I participated in the 10th annual Internet Governance Forum in Guadalajara, Mexico last month in December 2016. My topic of focus for the sessions in which I participated and attended was on bringing a human rights perspective to cybersecurity through multistakeholder mechanisms.
One of the spaces for solid dialogue on this topic was one of the four IGF Best Practice Forums, the Cybersecurity BPF that in 2016 aimed to address "cooperation and collaboration between stakeholder groups". The goal of my year-long engagement in this BPF is to highlight work that engages civil society in a transparent and inclusive manner, such as that of the Freedom Online Coalition working group "An Internet Free and Secure", of which I am a member, and which produced a set of recommendations for cybersecurity policy that respect human rights.
The IGF BPF on Cybersecurity allowed space to highlight the FOC working group and other excellent initiatives like the Organization of American States' efforts in capacity building for policy makers. It is my hope that the cybersecurity BPF is renewed for 2017 by the IGF's multistakeholder advisory group. My comments in the session were to support a theme for the BPF in 2017 that opens the space to discuss free/libre and open source software development as a best practice model. The following is a corrected transcript from my intervention:
"I'm Mallory Knodel I'm with the Association for Progressive Communications and I'm also on the executive board of two private sector initiatives, one is an ISP and the other one is a software development firm.

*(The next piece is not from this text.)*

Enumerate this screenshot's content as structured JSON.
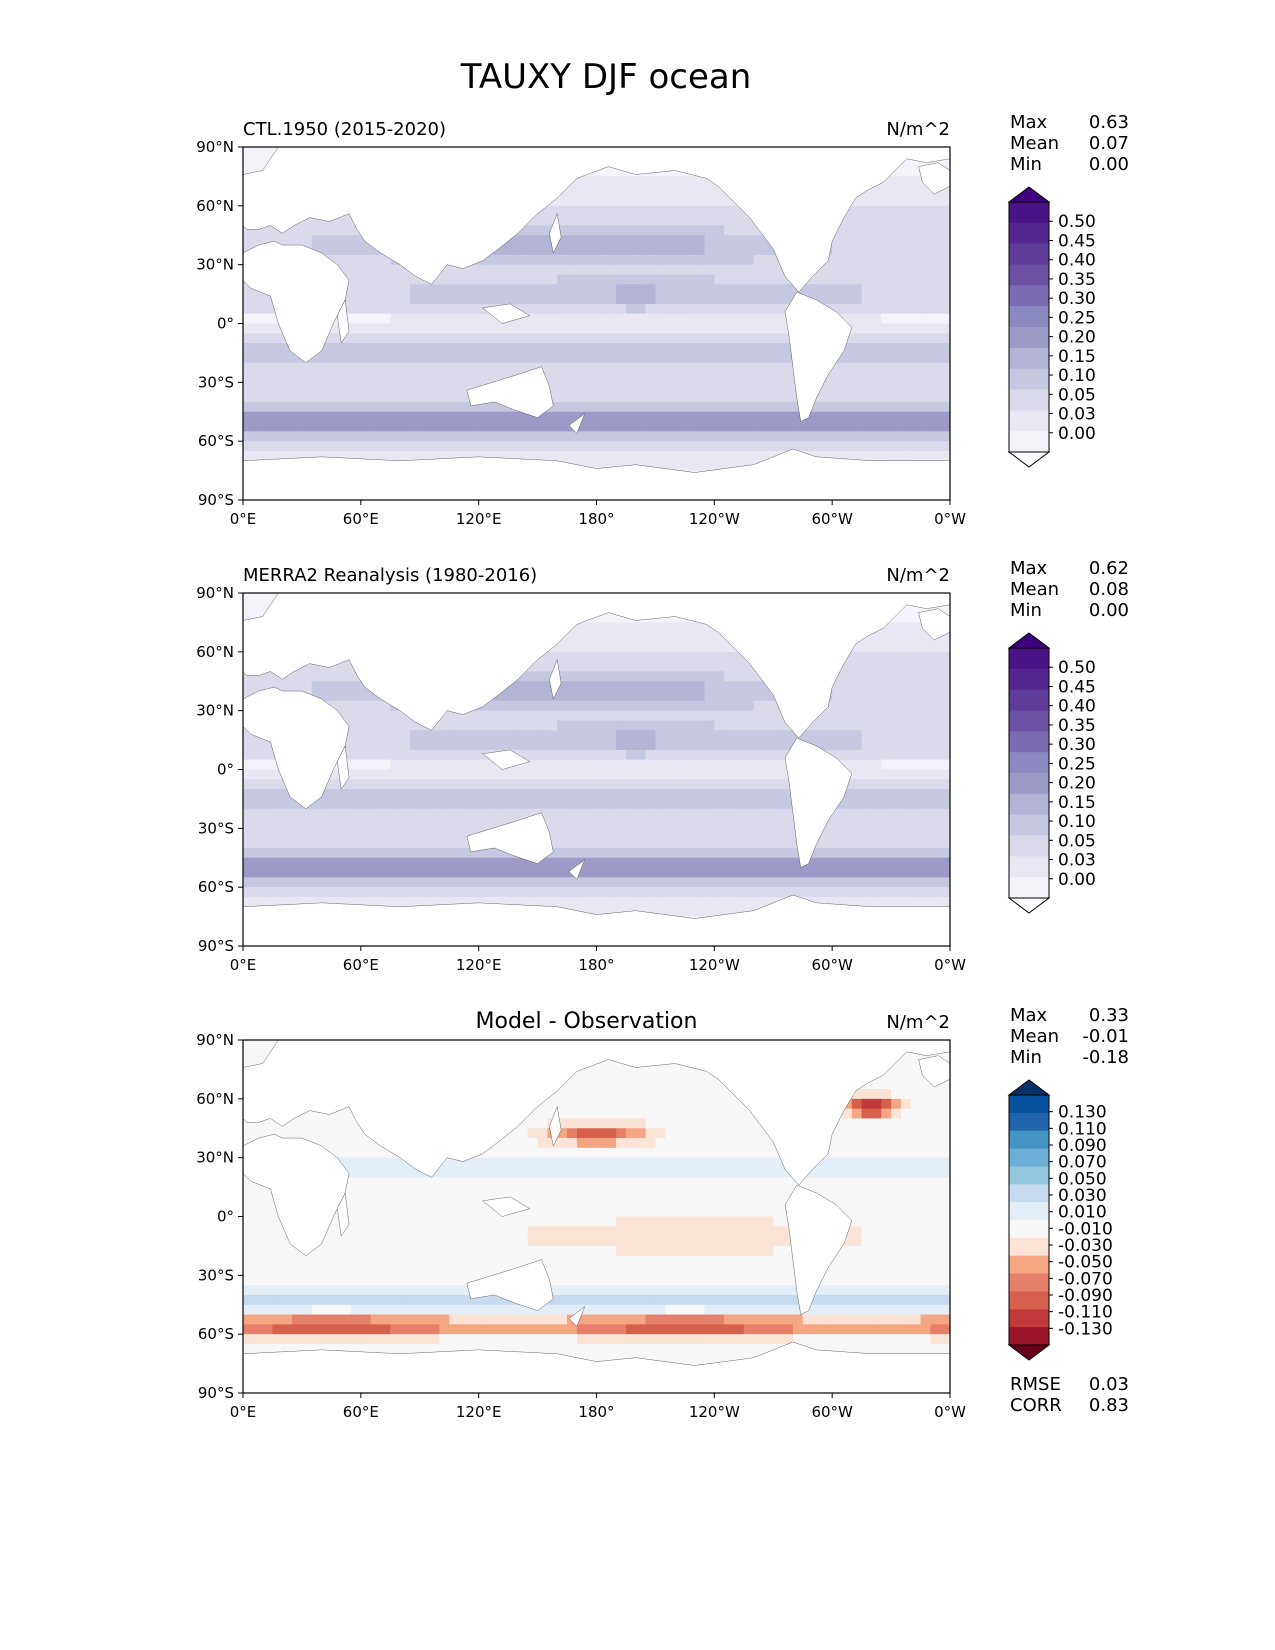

I was really looking forward to reading the submissions that dealt with multi‑stakeholderism within and with the private sector because I think often within this space at the IGF we're often talking about governments. And I would like to thank Hiroshi Esaki because without his contribution on the panel today it almost would not have been on the agenda at all. So I would like to offer an example, just to get us started about a best practice within it, which is the, sort of the way that the internet is built over the last couple of decades and that's to have free/libre and open software and also the concept of auditing especially when it comes to security-related protocols and software. So I would just think looking at the way that encryption protocols are created and adopted and then audited are really good practices and we can investigate specific ones. But that again often happens within the technical community, so looking at how that model, that existing model of free/libre and open software development and protocols standard settings can include more people and more people from civil society and more involvement and support from governments. So I think this is sort of supporting that considerations for 2017 item on transparency of sector cybersecurity policies but also private sector products, tools and software."